Yargıtay Kararı 19. Ceza Dairesi 2019/1887 E. 2021/1150 K. 04.02.2021 T.

YARGITAY KARARI
DAİRE : 19. Ceza Dairesi
ESAS NO : 2019/1887
KARAR NO : 2021/1150
KARAR TARİHİ : 04.02.2021

MAHKEMESİ :Asliye Ceza Mahkemesi
SUÇ : 5607 Sayılı Kanuna Aykırılık
HÜKÜMLER : Mahkumiyet, Nakil Aracının İadesi

Yerel Mahkemece verilen hükümler temyiz edilmekle; başvurunun süresi, kararın niteliği ve suç tarihine göre dosya incelendi, gereği görüşülüp düşünüldü:
Temyiz isteğinin reddi nedenleri bulunmadığından işin esasına geçildi.
Vicdani kanının oluştuğu duruşma sürecini yansıtan tutanaklar, belgeler ve gerekçe içeriğine göre yapılan incelemede, Başkaca temyiz sebepleri yerinde görülmemiştir.
Ancak;
I-Katılan Vekilinin suçta kullanılan nakil aracının iadesine yönelik temyiz isteminin incelenmesinde;
Suçta kullanılan nakil aracının sanık …’ye ait olması, davaya konu kaçak eşyanın nakil vasıtasının taşıma yüküne göre hacim bakımından ağırlıklı bölümünü oluşturması ve dava konusu eşyanın değeri ve nakil vasıtasının değeri dikkate alındığında nakil aracının müsaderesinin işlenen suça nazaran daha ağır sonuçlar doğurmayacağı, bu nedenle TCK’nin 54/3. maddesi uyarınca hakkaniyete de aykırı olmadığı ve aracın suça tahsis edildiği gözetilerek, nakil aracının müsaderesi yerine yazılı karar verilmesi,
II-Sanıkların ve sanık … müdafiinin sanıklar hakkında kurulan mahkumiyet hükümlerine ve katılan vekilinin sanık … hakkında kurulan mahkumiyet hükmüne yönelik temyiz istemlerinin incelenmesinde;
1-Hükümden sonra 15.04.2020 tarihli Resmi Gazete’de yayımlanarak yürürlüğe giren 7242 sayılı Kanun’un 62. maddesi ile değiştirilen 5607 sayılı Kanun’un 5/2. maddesine eklenen fıkra uyarınca kovuşturma aşamasında etkin pişmanlık uygulamasının olanaklı hale geldiği anlaşılmakla, 5237 sayılı TCK’nin 7. maddesi ve 7242 sayılı Kanun’un 63. maddesi ile 5607 sayılı Kanun’a eklenen geçici 12. maddenin 2. fıkrası mucibince ilgili hükümlerin uygulanma koşullarının bulunup bulunmadığı araştırılarak sonucuna göre sanıkların hukuki durumunun yerel mahkemece yeniden değerlendirilmesi zorunluluğu,
2- Gümrük kaçakçılığı suçlarında korunan hukuki yarar; Devletin egemenlik hakkının bir kısmı olarak ortaya çıkan kendi milli sınırları dahilindeki her türlü eşya giriş ve çıkışını kontrol etme ve düzenleme yetkisidir.
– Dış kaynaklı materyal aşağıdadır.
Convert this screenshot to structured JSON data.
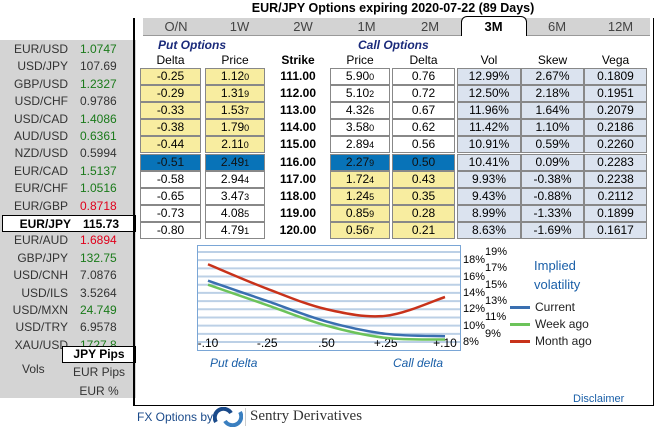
{
  "title": "EUR/JPY Options expiring 2020-07-22 (89 Days)",
  "pairs": [
    {
      "name": "EUR/USD",
      "value": "1.0747",
      "color": "g"
    },
    {
      "name": "USD/JPY",
      "value": "107.69",
      "color": ""
    },
    {
      "name": "GBP/USD",
      "value": "1.2327",
      "color": "g"
    },
    {
      "name": "USD/CHF",
      "value": "0.9786",
      "color": ""
    },
    {
      "name": "USD/CAD",
      "value": "1.4086",
      "color": "g"
    },
    {
      "name": "AUD/USD",
      "value": "0.6361",
      "color": "g"
    },
    {
      "name": "NZD/USD",
      "value": "0.5994",
      "color": ""
    },
    {
      "name": "EUR/CAD",
      "value": "1.5137",
      "color": "g"
    },
    {
      "name": "EUR/CHF",
      "value": "1.0516",
      "color": "g"
    },
    {
      "name": "EUR/GBP",
      "value": "0.8718",
      "color": "r"
    },
    {
      "name": "EUR/JPY",
      "value": "115.73",
      "color": "",
      "selected": true
    },
    {
      "name": "EUR/AUD",
      "value": "1.6894",
      "color": "r"
    },
    {
      "name": "GBP/JPY",
      "value": "132.75",
      "color": "g"
    },
    {
      "name": "USD/CNH",
      "value": "7.0876",
      "color": ""
    },
    {
      "name": "USD/ILS",
      "value": "3.5264",
      "color": ""
    },
    {
      "name": "USD/MXN",
      "value": "24.749",
      "color": "g"
    },
    {
      "name": "USD/TRY",
      "value": "6.9578",
      "color": ""
    },
    {
      "name": "XAU/USD",
      "value": "1727.8",
      "color": "g"
    }
  ],
  "vols": {
    "label": "Vols",
    "options": [
      "JPY Pips",
      "EUR Pips",
      "EUR %"
    ],
    "selected": "JPY Pips"
  },
  "tabs": [
    "O/N",
    "1W",
    "2W",
    "1M",
    "2M",
    "3M",
    "6M",
    "12M"
  ],
  "active_tab": "3M",
  "headers": {
    "put_group": "Put Options",
    "call_group": "Call Options",
    "put_delta": "Delta",
    "put_price": "Price",
    "strike": "Strike",
    "call_price": "Price",
    "call_delta": "Delta",
    "vol": "Vol",
    "skew": "Skew",
    "vega": "Vega"
  },
  "rows": [
    {
      "put_delta": "-0.25",
      "put_price": "1.12",
      "put_price_sub": "0",
      "strike": "111.00",
      "call_price": "5.90",
      "call_price_sub": "0",
      "call_delta": "0.76",
      "vol": "12.99%",
      "skew": "2.67%",
      "vega": "0.1809"
    },
    {
      "put_delta": "-0.29",
      "put_price": "1.31",
      "put_price_sub": "9",
      "strike": "112.00",
      "call_price": "5.10",
      "call_price_sub": "2",
      "call_delta": "0.72",
      "vol": "12.50%",
      "skew": "2.18%",
      "vega": "0.1951"
    },
    {
      "put_delta": "-0.33",
      "put_price": "1.53",
      "put_price_sub": "7",
      "strike": "113.00",
      "call_price": "4.32",
      "call_price_sub": "6",
      "call_delta": "0.67",
      "vol": "11.96%",
      "skew": "1.64%",
      "vega": "0.2079"
    },
    {
      "put_delta": "-0.38",
      "put_price": "1.79",
      "put_price_sub": "0",
      "strike": "114.00",
      "call_price": "3.58",
      "call_price_sub": "0",
      "call_delta": "0.62",
      "vol": "11.42%",
      "skew": "1.10%",
      "vega": "0.2186"
    },
    {
      "put_delta": "-0.44",
      "put_price": "2.11",
      "put_price_sub": "0",
      "strike": "115.00",
      "call_price": "2.89",
      "call_price_sub": "4",
      "call_delta": "0.56",
      "vol": "10.91%",
      "skew": "0.59%",
      "vega": "0.2260"
    },
    {
      "put_delta": "-0.51",
      "put_price": "2.49",
      "put_price_sub": "1",
      "strike": "116.00",
      "call_price": "2.27",
      "call_price_sub": "9",
      "call_delta": "0.50",
      "vol": "10.41%",
      "skew": "0.09%",
      "vega": "0.2283",
      "atm": true
    },
    {
      "put_delta": "-0.58",
      "put_price": "2.94",
      "put_price_sub": "4",
      "strike": "117.00",
      "call_price": "1.72",
      "call_price_sub": "4",
      "call_delta": "0.43",
      "vol": "9.93%",
      "skew": "-0.38%",
      "vega": "0.2238"
    },
    {
      "put_delta": "-0.65",
      "put_price": "3.47",
      "put_price_sub": "3",
      "strike": "118.00",
      "call_price": "1.24",
      "call_price_sub": "5",
      "call_delta": "0.35",
      "vol": "9.43%",
      "skew": "-0.88%",
      "vega": "0.2112"
    },
    {
      "put_delta": "-0.73",
      "put_price": "4.08",
      "put_price_sub": "5",
      "strike": "119.00",
      "call_price": "0.85",
      "call_price_sub": "9",
      "call_delta": "0.28",
      "vol": "8.99%",
      "skew": "-1.33%",
      "vega": "0.1899"
    },
    {
      "put_delta": "-0.80",
      "put_price": "4.79",
      "put_price_sub": "1",
      "strike": "120.00",
      "call_price": "0.56",
      "call_price_sub": "7",
      "call_delta": "0.21",
      "vol": "8.63%",
      "skew": "-1.69%",
      "vega": "0.1617"
    }
  ],
  "chart": {
    "x_ticks": [
      "-.10",
      "-.25",
      ".50",
      "+.25",
      "+.10"
    ],
    "y_ticks": [
      "8%",
      "9%",
      "10%",
      "11%",
      "12%",
      "13%",
      "14%",
      "15%",
      "16%",
      "17%",
      "18%",
      "19%"
    ],
    "ylim": [
      8,
      19
    ],
    "put_label": "Put delta",
    "call_label": "Call delta",
    "legend_title_1": "Implied",
    "legend_title_2": "volatility",
    "series": [
      {
        "name": "Current",
        "color": "#3a6fb0",
        "values": [
          15.5,
          13,
          10.5,
          9,
          8.7
        ]
      },
      {
        "name": "Week ago",
        "color": "#6cc35a",
        "values": [
          15,
          12.5,
          10,
          8.5,
          8.3
        ]
      },
      {
        "name": "Month ago",
        "color": "#c8321a",
        "values": [
          17.5,
          14.5,
          12,
          11.2,
          13.5
        ]
      }
    ]
  },
  "disclaimer": "Disclaimer",
  "footer": {
    "prefix": "FX Options by",
    "brand": "Sentry Derivatives"
  }
}
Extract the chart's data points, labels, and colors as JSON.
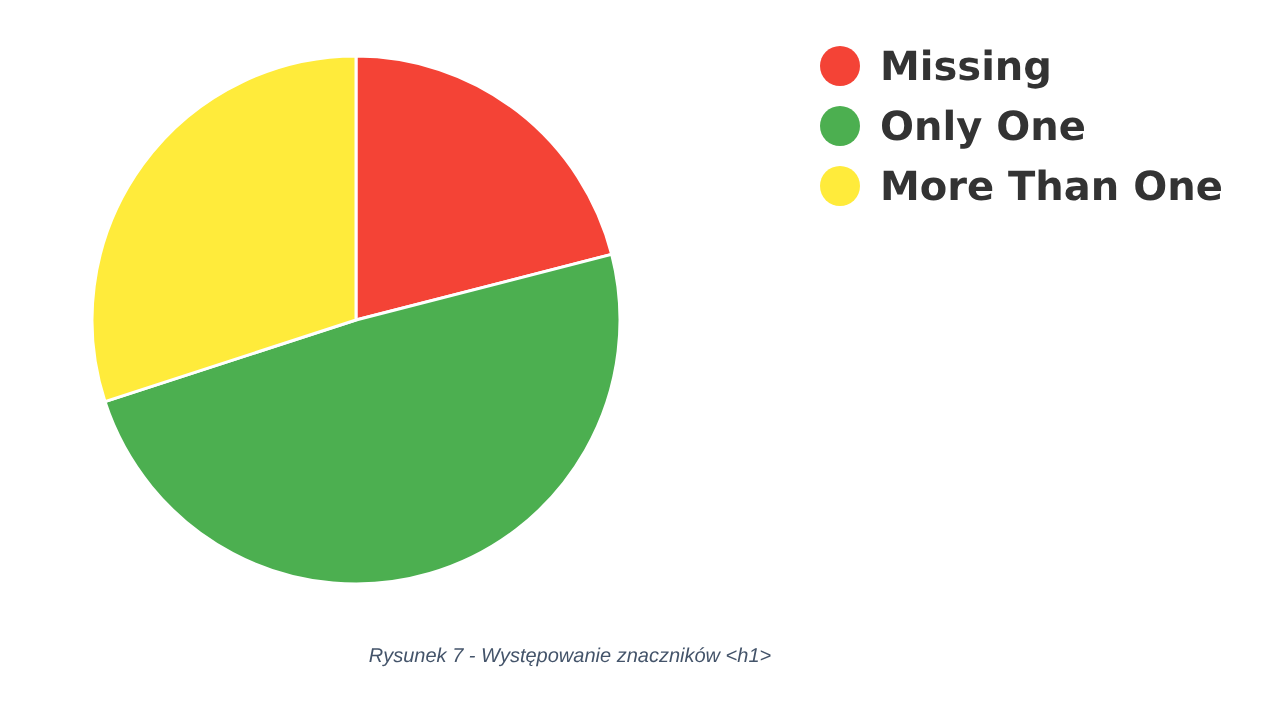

Anılan fiiller ile devletin söz edilen egemenlik hakkının ihlali ile birlikte devletin vergilendirme hakkı ve mali yararlarını da ihlal ettiği kuşkusuzdur. Verginin ise devletin kamu hizmetlerini finanse etmek için toplumu oluşturan kişilerden zorunlu olarak alınan ekonomik değerler olduğu nazara alındığında gümrük kaçakçılığı suçlarının vergi kaybına sebep olması sonucu, kamu hizmetlerinin finansmanında güçlükler doğuracağı muhakkaktır. Bu itibarla, gümrük kaçakçılığı suçlarının mağdurunun da devletin yürüttüğü kamu hizmetlerinden yararlanan bireylerden oluşan toplum olduğu cihetle;
UYAP ortamında yapılan araştırmada,
Sanık … hakkında 23/12/2013 tarihinde işlediği aynı suç nedeniyle açılan kamu davası üzerine, Siirt 1. Asliye Ceza Mahkemesince 2020/256 (E) sayılı dosyada yargılamaya devam olunduğunun,
Ve sanık … hakkında 18/09/2013 tarihinde işlediği aynı suç nedeniyle açılan kamu davası üzerine Pınarbaşı (Kayseri) Asliye Ceza Mahkemesince 2013/234 (E) sayılı dosya ile 26/09/2013 tarihinde işlediği aynı suç nedeniyle açılan kamu davası üzerine, Kayseri 1. Asliye Ceza Mahkemesince 2014/759 (E) sayılı dosyalarda kurulan mahkumiyet hükümlerinin temyiz edilerek Yargıtay incelemesine tabi olduğunun anlaşılması karşısında;
Anılan davaların akıbeti araştırılıp mümkünse iş bu dava birleştirilerek, suç ve iddianame tarihleri dikkate alınıp hukuki kesintinin iddianamenin düzenlenmesiyle gerçekleşeceği gözetilmek sureti ile sanığın bir suç işleme kararının icrası kapsamında, değişik zamanlarda aynı mağdura karşı aynı suçu birden fazla işleyip işlemediğinin ve hakkında TCK’nin 43/1. maddesinin uygulanması gerekip gerekmediğinin tartışılması zorunluluğu,
3-Kasıtlı suçtan hapis cezasına mahkumiyetin kanuni sonucu olarak sanıklar hakkında 5237 sayılı TCK’nın 53. maddesi uyarınca hak yoksunluklarına hükmedilmiş ise de, 24/11/2015 tarih ve 29542 sayılı Resmi Gazete’de yayımlanan Anayasa Mahkemesinin 08/10/2015 tarih ve 2014/140 E., 2015/85 K. sayılı kararı ile anılan maddenin bazı hükümlerinin iptal edilmiş olması nedeniyle yeniden değerlendirme yapılması zorunluluğu,
Kanuna aykırı, sanıkların, sanık … müdafiinin ve katılan vekilinin temyiz nedenleri bu itibarla yerinde görüldüğünden HÜKÜMLERİN tebliğnameye kısmen uygun olarak, 5320 sayılı Kanun’un 8/1. maddesi gereğince uygulanması gereken 1412 sayılı CMUK’nin 321. maddesi uyarınca BOZULMASINA, bozmanın hükmü temyiz etmeyen sanık …’a CMUK’nin 325. maddesi gereğince sirayetine, yargılamanın bozma öncesi aşamadan başlayarak sürdürülüp sonuçlandırılmak üzere dosyanın mahkemesine gönderilmesine, 04/02/2021 tarihinde oy birliğiyle karar verildi.